I really like what I do. But it took me a lot of trial and error to figure out I wanted to be in academia. That is, over the years I've held all kinds of jobs ranging from menial labor to pharmacist intern to middle management at an environmental consulting firm. While I am none of those things now, the perspectives those opportunities provided me were invaluable in terms of helping me figure out what I want to do with myself. As a result I've developed some criteria for figuring out what aspects of a job are most important to me: Passion, Pay, Positive, and Proclivity.
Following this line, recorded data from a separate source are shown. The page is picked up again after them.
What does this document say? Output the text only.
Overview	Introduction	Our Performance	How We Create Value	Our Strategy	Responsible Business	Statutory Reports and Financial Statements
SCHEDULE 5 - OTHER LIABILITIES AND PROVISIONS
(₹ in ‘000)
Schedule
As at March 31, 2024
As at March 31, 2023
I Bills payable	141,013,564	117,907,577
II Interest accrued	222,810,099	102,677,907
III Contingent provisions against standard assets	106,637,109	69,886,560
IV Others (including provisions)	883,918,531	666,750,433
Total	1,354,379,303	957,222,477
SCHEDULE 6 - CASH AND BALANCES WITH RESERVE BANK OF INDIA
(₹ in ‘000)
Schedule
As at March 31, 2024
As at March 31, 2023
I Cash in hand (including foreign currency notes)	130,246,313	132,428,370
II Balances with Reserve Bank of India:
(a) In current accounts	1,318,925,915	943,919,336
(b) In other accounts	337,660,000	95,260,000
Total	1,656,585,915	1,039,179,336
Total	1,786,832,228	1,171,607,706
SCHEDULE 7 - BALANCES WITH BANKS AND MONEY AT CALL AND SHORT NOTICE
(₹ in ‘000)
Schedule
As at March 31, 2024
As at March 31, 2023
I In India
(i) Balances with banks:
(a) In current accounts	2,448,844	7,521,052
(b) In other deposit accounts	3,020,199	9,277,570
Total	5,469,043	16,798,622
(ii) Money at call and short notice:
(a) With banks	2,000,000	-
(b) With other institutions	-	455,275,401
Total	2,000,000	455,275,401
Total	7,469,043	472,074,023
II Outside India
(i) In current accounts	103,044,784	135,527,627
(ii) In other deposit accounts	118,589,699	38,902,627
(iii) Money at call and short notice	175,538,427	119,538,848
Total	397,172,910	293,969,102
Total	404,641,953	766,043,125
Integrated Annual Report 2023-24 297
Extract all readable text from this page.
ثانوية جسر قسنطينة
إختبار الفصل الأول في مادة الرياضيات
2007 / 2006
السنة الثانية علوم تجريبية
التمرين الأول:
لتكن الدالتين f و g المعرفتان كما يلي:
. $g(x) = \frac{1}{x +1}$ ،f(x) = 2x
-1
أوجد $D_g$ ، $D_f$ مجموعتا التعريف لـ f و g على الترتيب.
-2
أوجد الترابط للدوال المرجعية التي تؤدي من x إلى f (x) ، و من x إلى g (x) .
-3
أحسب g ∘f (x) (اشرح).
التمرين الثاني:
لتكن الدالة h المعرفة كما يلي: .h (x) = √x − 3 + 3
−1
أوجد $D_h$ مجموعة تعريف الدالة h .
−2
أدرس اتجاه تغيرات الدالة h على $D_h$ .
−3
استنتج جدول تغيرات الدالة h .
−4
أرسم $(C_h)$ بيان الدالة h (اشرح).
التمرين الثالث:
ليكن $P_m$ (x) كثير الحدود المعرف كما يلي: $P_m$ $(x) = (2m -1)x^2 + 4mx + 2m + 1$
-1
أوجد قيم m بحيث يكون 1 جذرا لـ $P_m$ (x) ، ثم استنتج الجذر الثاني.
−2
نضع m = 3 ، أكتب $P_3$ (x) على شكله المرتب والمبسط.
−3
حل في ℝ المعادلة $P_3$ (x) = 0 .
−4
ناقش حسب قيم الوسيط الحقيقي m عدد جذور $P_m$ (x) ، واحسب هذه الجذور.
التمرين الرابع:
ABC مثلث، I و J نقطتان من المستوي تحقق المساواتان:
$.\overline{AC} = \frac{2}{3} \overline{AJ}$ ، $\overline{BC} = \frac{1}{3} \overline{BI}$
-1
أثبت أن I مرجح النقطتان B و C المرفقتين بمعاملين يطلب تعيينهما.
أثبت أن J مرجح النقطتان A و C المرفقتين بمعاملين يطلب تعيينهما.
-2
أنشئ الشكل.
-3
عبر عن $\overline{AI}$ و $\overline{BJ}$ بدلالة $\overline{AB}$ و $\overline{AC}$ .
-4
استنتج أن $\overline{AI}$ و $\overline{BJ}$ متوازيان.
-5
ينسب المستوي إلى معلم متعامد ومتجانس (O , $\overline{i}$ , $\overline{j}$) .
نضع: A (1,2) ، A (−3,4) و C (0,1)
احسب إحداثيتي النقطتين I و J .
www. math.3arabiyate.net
So what do I mean by this? Well, I need to be passionate about some aspect of what I'm doing. In other words, there has to be some underlying driver that motivates me to want to work hard to succeed. Somebody has to be willing to pay me to do it. If I'm not getting paid, then I have to either figure out how to get paid by some other means, or accept that what I'm doing is more of a hobby than a profession - which is fine, but I find it is helpful to be realistic. The position has to provide some net positive benefit to society. This doesn't mean that the job itself provides that benefit, but perhaps affords me the time or energy to volunteer or pursue some other aspect of my life that is generally seen as beneficial to the community. However, I personally like it more if the job itself provides the benefit. And then I have to have some kind proclivity or natural attraction or talent for the occupation. That is, there are lots of jobs out there that I would just suck at, and wouldn't want to put the time and effort into improving my skills, so its better if I just avoid them all together. But there are also lots of things I'm probably not good at initially, but am willing to put in the 10,000 hours to become better. I'd like to say there are things I'm just naturally good at, but relatively speaking, I think that would be an overstatement.

I just think that if we're going to spend up to 1/3 of our life sleeping and another good proportion of it working, we should find something that we really want to do or that we can feel good about, because it provides us the opportunity to contribute to society in our own small way.